Health insurance companies are left with little clarity on their participation in the healthcare exchanges, which have become value-dilutive, and appear even shakier given the current administration’s disdain of the ACA. Large payers, including such as Aetna, Anthem, Cigna, Humana, and UnitedHealth have threatened to pull out of the exchange markets if the uncertainty is not resolved soon. There are theories that the executive branch could act independently of Congress to improve functionality of the individual insurance exchanges.
Failure of passage of the AHCA resulted in an increase in some of the leading hospital networks’ stock prices. This was primarily driven by the fact that the decline in enrollment, especially around Medicaid patients, has been delayed. Most of these hospitals improved their bad debt when their respective states expanded Medicaid, as hospitals became eligible for payments for patients who could not afford healthcare. While providers are relieved right now, uncertainty remains. They have struggled with high operating costs, thin margins, and talent issues, and these are only going to intensify.
With the June deadline for submittal of initial rates for exchange plan fast approaching, some consumers may be left with limited health plan options, as some of large payers are hedging on exchange participation. At the same time, ACA plans have witnessed a resurgence in popularity.
Service providers will have to deal with spending decision delays from both payers and providers as they look towards the new healthcare bill.

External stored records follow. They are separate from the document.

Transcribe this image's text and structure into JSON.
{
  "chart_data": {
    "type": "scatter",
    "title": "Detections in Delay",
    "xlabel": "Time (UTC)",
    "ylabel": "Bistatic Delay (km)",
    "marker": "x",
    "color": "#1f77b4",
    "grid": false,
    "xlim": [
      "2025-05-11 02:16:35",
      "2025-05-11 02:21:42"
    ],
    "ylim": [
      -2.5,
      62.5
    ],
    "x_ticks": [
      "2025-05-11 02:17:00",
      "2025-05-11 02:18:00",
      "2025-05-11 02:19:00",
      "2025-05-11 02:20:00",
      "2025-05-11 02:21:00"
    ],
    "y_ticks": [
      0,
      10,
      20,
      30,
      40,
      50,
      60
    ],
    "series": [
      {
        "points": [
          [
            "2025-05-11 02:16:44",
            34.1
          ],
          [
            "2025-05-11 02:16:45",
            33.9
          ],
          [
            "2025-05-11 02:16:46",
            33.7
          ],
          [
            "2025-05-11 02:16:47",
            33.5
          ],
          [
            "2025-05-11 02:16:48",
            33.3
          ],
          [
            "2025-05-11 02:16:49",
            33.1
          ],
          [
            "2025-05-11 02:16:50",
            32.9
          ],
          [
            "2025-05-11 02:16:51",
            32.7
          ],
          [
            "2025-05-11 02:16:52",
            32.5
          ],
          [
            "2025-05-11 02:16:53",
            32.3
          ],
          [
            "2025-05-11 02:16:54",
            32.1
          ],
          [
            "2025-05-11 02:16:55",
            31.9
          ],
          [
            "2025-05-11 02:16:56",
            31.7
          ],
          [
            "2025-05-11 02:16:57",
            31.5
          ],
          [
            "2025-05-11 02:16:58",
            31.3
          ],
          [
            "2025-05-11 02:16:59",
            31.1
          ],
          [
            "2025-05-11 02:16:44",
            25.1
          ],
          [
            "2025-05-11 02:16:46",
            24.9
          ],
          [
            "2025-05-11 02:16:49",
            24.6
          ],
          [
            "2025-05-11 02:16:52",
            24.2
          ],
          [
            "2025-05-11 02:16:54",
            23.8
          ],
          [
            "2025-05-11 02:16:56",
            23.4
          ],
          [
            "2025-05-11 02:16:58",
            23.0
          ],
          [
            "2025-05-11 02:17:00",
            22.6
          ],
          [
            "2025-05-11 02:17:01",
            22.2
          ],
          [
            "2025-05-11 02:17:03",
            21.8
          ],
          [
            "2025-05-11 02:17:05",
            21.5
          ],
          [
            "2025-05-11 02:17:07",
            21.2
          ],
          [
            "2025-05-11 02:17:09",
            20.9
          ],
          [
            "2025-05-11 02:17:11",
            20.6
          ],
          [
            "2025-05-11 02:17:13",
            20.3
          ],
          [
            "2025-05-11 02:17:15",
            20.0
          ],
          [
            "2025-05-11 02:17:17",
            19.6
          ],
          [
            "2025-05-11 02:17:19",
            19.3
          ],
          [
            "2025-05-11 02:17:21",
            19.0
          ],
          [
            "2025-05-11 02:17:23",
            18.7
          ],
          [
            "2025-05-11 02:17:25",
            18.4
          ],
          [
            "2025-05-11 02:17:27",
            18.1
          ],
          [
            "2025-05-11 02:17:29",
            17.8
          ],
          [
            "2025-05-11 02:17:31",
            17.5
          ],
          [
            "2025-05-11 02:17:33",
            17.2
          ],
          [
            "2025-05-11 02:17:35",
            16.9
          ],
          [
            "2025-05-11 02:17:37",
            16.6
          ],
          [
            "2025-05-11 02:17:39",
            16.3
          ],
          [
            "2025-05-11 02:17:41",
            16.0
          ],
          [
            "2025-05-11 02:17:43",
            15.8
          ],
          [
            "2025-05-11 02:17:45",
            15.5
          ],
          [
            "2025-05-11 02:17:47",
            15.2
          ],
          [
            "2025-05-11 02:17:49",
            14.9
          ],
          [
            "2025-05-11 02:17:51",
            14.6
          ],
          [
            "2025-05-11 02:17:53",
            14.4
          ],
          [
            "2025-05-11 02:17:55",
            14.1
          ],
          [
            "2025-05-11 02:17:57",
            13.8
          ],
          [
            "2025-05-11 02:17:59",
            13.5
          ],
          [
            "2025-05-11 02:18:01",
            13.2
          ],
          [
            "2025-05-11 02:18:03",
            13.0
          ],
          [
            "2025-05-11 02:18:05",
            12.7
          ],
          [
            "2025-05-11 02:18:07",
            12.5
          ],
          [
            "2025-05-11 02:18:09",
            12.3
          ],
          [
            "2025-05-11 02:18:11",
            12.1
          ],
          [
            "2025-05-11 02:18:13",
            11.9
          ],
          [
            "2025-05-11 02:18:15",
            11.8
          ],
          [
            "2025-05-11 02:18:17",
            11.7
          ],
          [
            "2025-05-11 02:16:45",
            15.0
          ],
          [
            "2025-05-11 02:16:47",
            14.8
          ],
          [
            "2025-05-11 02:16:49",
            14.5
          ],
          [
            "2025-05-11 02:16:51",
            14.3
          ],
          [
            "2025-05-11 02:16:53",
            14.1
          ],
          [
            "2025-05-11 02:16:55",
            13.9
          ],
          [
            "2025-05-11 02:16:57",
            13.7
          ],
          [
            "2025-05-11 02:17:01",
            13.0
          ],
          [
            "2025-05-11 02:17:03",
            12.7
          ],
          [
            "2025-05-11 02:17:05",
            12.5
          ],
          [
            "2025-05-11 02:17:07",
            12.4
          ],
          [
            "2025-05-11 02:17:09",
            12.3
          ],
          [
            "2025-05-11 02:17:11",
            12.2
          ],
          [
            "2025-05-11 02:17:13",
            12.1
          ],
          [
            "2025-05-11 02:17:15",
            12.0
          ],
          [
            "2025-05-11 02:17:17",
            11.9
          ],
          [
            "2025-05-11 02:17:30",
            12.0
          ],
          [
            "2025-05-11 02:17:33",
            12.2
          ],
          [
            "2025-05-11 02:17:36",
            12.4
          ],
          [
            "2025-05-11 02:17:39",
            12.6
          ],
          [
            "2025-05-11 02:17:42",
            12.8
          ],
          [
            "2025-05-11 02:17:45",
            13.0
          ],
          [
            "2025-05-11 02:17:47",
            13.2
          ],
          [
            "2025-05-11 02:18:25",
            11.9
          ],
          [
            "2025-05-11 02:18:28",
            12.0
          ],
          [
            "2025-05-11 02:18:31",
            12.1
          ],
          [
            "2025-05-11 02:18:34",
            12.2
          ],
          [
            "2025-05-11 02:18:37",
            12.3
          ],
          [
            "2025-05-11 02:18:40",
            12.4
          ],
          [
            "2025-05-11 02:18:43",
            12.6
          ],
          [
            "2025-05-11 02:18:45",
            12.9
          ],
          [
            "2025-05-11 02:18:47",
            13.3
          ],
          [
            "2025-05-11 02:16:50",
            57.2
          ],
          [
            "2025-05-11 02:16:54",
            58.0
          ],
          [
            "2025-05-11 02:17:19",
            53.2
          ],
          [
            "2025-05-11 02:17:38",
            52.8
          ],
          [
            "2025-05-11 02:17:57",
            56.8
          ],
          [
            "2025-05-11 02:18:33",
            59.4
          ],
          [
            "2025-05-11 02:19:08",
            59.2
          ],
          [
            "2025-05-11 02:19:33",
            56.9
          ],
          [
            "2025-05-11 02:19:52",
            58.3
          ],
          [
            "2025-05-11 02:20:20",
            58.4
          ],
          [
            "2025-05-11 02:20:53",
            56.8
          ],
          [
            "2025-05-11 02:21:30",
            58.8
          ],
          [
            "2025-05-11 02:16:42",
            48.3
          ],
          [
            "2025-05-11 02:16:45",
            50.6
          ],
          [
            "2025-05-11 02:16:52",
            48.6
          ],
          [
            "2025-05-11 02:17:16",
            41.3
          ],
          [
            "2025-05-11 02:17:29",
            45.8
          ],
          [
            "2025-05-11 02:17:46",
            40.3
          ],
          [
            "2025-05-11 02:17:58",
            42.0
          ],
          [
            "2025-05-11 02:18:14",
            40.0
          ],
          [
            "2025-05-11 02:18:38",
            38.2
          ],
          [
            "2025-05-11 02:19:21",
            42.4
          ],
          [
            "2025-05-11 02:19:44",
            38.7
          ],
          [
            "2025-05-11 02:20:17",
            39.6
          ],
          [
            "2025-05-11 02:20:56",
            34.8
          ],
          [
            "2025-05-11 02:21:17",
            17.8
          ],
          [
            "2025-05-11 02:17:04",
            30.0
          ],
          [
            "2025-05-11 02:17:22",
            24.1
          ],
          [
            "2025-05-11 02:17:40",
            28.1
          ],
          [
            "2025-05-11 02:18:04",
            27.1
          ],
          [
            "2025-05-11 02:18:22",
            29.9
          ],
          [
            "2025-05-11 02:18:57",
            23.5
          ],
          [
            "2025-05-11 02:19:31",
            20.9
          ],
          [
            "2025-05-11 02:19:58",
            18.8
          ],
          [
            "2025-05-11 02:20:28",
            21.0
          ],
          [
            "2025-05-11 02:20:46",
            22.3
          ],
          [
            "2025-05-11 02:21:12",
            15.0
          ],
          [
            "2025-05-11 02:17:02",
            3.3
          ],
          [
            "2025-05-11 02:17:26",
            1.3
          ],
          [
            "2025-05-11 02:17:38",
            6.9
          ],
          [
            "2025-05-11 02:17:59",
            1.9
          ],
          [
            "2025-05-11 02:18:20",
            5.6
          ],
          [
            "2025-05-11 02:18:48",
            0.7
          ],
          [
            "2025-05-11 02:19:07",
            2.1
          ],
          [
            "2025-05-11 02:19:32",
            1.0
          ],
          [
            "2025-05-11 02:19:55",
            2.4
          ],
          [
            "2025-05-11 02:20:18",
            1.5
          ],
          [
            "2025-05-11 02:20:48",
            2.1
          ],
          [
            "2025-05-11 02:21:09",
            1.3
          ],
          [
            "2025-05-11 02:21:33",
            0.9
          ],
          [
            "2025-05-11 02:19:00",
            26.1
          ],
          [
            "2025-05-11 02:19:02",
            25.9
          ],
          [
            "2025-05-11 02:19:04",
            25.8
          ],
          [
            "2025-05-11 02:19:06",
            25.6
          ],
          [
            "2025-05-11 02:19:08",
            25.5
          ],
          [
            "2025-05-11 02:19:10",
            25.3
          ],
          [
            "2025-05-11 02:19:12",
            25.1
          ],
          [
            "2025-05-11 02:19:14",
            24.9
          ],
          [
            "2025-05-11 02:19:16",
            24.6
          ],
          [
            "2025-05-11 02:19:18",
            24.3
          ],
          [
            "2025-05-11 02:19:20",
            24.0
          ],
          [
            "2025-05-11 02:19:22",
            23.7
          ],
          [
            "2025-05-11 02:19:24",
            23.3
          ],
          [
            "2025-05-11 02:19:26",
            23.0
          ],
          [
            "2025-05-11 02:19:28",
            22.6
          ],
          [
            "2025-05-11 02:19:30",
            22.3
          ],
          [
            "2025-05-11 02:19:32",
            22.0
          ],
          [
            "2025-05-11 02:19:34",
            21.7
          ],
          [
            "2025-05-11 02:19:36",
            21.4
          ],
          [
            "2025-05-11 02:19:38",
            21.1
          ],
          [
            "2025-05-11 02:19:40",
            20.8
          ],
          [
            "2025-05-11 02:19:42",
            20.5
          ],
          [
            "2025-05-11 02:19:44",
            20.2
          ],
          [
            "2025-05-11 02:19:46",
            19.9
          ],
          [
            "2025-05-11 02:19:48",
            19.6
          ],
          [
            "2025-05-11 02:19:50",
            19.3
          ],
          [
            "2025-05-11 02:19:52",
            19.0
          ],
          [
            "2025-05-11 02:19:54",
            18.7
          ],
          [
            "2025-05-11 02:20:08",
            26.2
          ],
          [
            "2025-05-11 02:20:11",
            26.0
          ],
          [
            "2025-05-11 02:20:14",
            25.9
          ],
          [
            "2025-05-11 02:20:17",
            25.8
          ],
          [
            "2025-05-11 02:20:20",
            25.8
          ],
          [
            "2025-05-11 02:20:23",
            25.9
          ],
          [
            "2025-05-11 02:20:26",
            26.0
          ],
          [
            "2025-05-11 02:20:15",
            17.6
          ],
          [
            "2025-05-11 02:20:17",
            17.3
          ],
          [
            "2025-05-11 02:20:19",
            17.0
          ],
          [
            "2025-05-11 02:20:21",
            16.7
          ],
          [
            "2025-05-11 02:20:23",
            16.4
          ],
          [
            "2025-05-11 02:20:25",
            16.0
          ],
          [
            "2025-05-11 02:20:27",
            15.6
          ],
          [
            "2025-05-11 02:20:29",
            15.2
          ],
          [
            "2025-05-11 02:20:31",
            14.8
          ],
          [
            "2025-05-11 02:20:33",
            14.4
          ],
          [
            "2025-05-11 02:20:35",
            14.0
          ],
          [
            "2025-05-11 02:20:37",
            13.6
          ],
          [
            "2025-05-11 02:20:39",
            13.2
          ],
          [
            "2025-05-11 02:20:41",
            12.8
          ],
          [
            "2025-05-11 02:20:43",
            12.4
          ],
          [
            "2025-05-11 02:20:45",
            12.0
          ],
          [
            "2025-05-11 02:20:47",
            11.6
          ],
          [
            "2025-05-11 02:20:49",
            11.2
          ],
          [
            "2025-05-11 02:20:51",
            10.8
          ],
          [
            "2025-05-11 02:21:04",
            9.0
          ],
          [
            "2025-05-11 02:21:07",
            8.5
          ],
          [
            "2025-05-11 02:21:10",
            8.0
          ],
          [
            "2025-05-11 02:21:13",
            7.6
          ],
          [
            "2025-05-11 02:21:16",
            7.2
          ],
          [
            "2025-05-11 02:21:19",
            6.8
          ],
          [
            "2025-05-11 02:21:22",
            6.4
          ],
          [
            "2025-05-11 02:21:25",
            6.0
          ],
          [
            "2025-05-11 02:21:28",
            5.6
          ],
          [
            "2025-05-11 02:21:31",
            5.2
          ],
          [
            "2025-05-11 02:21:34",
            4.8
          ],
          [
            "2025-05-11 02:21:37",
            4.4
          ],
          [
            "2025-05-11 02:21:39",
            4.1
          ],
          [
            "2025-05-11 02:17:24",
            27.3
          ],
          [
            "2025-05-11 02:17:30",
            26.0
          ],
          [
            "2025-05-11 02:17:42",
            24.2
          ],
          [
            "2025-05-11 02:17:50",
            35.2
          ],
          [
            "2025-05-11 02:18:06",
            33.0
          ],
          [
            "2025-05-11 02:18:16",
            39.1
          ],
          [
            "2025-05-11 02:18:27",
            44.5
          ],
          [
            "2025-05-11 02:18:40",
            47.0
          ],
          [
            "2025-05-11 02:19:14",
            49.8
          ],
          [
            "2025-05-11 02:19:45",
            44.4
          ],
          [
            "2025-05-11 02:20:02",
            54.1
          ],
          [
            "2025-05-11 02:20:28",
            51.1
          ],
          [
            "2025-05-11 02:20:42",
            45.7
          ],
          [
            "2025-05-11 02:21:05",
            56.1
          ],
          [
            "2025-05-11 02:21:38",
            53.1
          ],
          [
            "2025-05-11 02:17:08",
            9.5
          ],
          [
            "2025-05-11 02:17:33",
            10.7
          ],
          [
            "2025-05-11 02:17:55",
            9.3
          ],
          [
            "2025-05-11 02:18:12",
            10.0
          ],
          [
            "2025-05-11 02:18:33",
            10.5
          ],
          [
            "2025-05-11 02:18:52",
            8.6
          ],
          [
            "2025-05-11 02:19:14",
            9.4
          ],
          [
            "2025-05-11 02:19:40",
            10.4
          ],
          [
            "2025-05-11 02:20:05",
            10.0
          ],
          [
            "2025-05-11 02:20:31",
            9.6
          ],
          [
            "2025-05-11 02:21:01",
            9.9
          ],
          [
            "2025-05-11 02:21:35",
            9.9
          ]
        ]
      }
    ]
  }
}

We have already seen leading vendors face revenue headwinds. For example, Cognizant’s healthcare revenue grew by just a mid-single digit in CY2016 after a stellar performance in CY2015. Any new decisions around outsourcing will most certainly be deferred for now, whereas existing keeping-the-lights-on spend is expected to continue. Deal renewals are expected to be for shorter duration as buyers (both payers and providers) wait for veil of uncertainty to be lifted.
After this initial bruising, the Republicans are unlikely to give up without a fight. Speaker Paul Ryan recently mentioned that House Republicans will resume work on healthcare reform, but offered no timeline. This will be easier said than done, as GOP leaders need to overcome the deep divisions that ultimately led to the failure of the bill.
Healthcare policy requires hard work, and rushing through a half-baked plan such as the AHCA just won’t cut it. Obama spent over a year on garnering support for the ACA, and the new administration’s heavy handed attempt reiterates that there are no real shortcuts to the process. The GOP should regroup and take a fresh look at the problem statement.
The outcomes might have even greater implications on the global services market. Until then, buyers are likely to twiddle their thumbs and delay key decisions amidst the tremendous uncertainty.